Should the U.S. be governed as a Christian nation? And what would that mean for people of other faiths who live here?
The reason so many people of other faiths love America is because of the Christian principles that are the basis for freedom of religion. The Pilgrims came out of a world where it was a top-down, church-run system, a state-governed theocracy. That's not what the Pilgrims wanted; that's what they were getting away from. This is not about a Christian theocracy. The Pilgrims believed that if they would live out what they knew in their hearts and in God's Word to be true, then it would produce such sweet fruit that others would be attracted. You're not cramming religion down people's throat. You're simply teaching your children what you found to be true, and you raise them in these values. And other people want to be part of your society because they see the blessing that it produces.
What's the biggest problem in America today?
Apathy in the church. The rest is just the result of that, and a symptom of the root problem. If you've got rotten apples hanging on your tree, you have to go down and examine the roots. Someone once said the only thing necessary for evil to advance is for good men to do nothing. And while we believe in the sovereignty of God, we understand also that God uses human beings—preachers, pastors, moms, dads, businessmen, scientists, artists, writers—as his agents of transformation. So if we want to "heavenize" the world, we need to get busy.
What did you make of the backlash after your comments about homosexuality on CNN?
What surprised me was that people were surprised by my response. Everyone knows I'm a born-again, Bible-believing Christian. How else would I have answered any of those questions?
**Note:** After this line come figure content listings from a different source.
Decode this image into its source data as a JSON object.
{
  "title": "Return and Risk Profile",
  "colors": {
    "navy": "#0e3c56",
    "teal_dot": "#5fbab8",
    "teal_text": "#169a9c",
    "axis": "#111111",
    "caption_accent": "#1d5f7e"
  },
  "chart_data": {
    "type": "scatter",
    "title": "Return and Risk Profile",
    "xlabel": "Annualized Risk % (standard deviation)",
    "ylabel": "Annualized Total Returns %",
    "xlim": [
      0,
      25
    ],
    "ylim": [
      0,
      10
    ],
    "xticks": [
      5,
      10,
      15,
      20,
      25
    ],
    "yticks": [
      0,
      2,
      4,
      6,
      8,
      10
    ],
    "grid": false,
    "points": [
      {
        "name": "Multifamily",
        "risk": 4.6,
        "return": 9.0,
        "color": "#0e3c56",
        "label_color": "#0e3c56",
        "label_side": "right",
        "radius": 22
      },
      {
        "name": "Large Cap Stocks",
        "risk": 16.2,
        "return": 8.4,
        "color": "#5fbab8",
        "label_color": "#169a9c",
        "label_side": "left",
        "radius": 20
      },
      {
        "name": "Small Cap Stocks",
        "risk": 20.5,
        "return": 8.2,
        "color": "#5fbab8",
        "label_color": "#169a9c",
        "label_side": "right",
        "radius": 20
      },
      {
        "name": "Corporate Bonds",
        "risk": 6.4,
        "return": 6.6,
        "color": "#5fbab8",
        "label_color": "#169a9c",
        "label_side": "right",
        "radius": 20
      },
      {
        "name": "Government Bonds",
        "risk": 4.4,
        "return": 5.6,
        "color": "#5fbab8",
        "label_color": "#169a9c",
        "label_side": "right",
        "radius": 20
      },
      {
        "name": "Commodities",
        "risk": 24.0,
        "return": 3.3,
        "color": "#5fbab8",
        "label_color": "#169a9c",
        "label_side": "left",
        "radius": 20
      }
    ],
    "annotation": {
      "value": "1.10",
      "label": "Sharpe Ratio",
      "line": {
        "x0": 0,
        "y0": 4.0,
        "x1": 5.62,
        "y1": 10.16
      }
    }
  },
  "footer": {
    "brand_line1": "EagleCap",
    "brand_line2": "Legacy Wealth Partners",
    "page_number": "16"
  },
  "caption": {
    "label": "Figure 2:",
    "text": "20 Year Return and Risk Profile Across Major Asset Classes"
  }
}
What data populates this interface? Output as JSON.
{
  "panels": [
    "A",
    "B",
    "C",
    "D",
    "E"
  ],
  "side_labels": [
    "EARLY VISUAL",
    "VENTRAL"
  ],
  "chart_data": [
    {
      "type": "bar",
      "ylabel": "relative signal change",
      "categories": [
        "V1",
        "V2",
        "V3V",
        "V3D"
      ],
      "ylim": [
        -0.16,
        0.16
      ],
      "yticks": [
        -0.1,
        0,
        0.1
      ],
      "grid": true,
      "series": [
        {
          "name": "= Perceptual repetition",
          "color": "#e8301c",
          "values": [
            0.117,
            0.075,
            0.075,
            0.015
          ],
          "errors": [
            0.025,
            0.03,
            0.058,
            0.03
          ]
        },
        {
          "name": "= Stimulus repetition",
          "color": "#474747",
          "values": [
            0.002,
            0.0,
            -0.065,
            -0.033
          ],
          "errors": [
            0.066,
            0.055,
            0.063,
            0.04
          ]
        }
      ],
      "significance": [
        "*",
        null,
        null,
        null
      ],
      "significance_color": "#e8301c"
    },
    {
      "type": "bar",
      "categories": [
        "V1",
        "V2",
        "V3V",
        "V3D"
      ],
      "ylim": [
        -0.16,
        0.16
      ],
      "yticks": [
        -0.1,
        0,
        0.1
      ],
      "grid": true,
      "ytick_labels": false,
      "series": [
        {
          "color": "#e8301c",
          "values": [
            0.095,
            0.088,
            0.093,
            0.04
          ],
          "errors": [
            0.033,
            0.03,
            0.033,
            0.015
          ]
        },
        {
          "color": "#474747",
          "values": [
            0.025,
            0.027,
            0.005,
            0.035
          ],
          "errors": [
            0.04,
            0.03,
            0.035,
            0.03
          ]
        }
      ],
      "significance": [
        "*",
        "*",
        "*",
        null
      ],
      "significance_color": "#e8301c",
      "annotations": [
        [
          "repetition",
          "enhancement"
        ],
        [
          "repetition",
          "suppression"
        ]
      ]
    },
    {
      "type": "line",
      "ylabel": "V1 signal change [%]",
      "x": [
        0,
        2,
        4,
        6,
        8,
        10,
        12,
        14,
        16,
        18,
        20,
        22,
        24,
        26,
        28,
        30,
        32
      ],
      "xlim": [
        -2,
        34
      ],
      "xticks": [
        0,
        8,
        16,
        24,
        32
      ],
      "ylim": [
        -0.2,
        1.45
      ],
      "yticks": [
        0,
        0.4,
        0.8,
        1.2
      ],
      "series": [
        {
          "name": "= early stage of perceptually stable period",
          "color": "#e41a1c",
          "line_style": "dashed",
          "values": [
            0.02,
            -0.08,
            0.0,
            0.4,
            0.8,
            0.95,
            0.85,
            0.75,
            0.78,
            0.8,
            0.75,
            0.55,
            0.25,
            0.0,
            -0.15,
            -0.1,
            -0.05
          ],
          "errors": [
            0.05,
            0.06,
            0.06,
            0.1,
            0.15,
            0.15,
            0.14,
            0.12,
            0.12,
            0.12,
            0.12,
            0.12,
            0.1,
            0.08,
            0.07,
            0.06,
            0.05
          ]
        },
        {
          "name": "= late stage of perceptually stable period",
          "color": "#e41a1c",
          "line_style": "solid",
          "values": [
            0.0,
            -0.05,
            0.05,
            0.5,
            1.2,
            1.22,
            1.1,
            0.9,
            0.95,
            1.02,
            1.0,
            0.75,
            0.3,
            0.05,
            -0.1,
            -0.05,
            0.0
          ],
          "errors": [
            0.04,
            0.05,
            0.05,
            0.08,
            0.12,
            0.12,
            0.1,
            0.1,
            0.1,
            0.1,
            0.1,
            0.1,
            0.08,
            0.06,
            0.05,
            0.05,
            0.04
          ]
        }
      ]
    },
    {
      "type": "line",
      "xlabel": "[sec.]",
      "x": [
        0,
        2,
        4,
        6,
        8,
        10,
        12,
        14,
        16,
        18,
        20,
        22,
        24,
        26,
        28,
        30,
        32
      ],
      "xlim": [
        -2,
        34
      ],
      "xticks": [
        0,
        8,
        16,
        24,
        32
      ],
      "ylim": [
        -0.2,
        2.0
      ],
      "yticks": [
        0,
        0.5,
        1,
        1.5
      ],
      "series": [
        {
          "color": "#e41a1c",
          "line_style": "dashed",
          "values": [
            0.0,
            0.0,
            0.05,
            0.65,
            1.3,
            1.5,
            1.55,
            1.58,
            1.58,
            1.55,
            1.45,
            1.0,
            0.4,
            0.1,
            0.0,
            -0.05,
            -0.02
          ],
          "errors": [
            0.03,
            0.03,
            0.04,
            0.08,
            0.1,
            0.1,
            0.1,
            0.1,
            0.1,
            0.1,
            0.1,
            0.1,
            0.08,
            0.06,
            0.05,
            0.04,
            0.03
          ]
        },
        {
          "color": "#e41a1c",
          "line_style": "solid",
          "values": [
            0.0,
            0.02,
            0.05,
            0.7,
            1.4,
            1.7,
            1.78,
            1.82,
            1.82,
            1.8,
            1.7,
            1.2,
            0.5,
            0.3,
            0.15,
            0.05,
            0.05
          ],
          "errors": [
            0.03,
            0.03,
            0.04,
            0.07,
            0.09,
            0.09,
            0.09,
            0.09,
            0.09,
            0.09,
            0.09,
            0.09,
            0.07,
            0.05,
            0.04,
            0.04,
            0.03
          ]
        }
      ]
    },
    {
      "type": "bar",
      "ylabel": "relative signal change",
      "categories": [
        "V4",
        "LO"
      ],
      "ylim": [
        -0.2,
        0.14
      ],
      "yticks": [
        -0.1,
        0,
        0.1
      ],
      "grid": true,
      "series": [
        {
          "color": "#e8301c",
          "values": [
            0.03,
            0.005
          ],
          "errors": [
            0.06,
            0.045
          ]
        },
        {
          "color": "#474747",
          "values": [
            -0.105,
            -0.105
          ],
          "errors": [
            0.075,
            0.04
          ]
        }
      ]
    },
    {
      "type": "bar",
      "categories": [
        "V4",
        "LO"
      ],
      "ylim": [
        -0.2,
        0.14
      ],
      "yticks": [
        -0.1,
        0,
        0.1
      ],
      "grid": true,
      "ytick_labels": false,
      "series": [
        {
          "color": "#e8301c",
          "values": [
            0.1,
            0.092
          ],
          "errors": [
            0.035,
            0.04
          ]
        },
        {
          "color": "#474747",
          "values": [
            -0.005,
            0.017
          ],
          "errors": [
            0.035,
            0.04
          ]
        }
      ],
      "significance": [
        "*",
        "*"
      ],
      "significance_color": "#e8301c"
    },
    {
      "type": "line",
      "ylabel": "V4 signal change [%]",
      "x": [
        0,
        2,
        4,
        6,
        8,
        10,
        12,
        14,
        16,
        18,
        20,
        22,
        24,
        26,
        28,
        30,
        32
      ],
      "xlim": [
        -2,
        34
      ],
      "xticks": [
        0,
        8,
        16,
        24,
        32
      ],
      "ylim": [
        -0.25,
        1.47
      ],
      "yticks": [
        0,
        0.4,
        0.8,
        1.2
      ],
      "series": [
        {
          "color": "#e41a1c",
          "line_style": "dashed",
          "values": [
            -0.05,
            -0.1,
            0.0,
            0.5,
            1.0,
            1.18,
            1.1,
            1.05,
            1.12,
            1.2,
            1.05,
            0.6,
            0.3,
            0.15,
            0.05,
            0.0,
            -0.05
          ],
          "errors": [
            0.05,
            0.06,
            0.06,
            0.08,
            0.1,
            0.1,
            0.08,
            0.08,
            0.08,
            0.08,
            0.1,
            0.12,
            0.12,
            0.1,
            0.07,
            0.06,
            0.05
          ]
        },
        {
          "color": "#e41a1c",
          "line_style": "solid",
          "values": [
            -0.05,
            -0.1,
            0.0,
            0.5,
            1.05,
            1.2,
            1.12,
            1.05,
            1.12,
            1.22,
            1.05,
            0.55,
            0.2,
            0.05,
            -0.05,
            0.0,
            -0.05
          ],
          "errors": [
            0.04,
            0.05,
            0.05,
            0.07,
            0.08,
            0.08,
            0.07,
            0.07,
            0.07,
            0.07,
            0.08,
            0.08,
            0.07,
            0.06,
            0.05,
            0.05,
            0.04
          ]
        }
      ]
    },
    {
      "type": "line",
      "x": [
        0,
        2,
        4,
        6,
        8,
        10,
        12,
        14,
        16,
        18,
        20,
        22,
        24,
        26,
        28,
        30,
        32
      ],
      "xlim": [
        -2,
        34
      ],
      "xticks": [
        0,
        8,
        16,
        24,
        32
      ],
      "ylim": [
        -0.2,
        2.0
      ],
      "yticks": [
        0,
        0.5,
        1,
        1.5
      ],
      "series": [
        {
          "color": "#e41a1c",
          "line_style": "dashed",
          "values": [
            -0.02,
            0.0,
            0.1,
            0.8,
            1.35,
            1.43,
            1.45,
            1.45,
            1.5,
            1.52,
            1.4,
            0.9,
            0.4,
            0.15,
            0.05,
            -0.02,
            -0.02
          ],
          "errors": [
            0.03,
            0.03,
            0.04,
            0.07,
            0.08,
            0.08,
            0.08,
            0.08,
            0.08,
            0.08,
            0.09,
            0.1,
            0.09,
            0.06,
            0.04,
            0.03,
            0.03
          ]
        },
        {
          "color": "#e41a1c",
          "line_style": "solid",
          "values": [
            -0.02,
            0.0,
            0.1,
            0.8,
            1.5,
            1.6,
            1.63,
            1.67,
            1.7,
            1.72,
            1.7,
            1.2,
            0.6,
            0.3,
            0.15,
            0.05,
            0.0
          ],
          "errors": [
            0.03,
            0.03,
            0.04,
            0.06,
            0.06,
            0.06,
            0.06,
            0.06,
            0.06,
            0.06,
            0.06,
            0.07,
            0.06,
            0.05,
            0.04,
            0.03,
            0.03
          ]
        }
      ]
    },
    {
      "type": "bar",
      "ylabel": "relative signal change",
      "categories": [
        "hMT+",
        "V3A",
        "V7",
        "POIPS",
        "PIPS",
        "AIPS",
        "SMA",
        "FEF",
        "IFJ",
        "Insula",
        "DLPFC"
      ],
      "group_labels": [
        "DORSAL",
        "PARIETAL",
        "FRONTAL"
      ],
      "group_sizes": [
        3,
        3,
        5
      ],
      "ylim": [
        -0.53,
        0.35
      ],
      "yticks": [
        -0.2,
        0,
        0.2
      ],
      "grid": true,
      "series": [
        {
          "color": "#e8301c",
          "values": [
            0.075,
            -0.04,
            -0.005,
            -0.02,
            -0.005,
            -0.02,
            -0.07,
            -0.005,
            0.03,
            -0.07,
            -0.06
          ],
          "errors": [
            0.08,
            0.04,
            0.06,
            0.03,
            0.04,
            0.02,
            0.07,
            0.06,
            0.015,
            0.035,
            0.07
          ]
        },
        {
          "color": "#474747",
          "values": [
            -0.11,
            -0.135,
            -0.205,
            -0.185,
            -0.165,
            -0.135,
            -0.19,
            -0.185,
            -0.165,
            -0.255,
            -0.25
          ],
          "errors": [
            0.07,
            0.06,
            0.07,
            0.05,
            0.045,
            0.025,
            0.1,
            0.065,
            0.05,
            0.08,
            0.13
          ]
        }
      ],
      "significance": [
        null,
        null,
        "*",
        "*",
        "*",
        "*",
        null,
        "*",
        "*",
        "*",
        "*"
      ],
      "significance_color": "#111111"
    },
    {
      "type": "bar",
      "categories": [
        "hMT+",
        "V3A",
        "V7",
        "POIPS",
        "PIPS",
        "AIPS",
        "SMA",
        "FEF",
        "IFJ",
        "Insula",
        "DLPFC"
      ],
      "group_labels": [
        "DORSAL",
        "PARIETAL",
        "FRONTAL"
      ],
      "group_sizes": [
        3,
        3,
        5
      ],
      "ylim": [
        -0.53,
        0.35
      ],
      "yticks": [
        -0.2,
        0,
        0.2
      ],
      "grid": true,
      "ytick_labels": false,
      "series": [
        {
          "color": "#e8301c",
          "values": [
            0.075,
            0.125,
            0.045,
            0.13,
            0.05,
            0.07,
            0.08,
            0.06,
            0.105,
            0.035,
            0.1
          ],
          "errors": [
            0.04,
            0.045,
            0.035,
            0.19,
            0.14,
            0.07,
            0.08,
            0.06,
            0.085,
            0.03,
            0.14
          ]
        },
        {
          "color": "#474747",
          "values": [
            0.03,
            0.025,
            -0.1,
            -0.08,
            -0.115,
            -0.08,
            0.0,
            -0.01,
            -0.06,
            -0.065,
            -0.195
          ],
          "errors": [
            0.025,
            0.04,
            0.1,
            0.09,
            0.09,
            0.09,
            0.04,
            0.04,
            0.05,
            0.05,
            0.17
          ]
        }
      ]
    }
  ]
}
What I would have thought would have been newsworthy would have been if I had answered those questions in a way that was contradictory to the Word of God. Television programs, particularly those that survive on ratings, have a vested interest in asking the most provocative questions they can, producing answers for four-second sound bites, and tossing them like firebombs into the culture through the press. Once you do that, your ratings go through the roof and I find that heartless and insensitive to the very communities of people that he [Piers Morgan] says he's trying to protect.
Do you think this controversy will help or hurt what you're trying to do with Monumental?
I don't know. I don't concern myself with that kind of thing. My strategy is to do the right thing over the long haul and speak the truth in love the best I can. I don't know what portion it has to do with the success of Monumental, but I do know we have many theaters already sold out. Ticket sales are going through the roof so much that the theater chains are actually asking us to expand the release of the movie into more theaters and more dates because everybody wants to see it.
Any plans past Monumental?
Oh yeah, lots. I have more plans for other adventure documentaries into other countries, into other centuries of the past. And homeschool curriculum, educational materials, and family films.
Andrew Thompson is Editorial Intern at Christianity Today.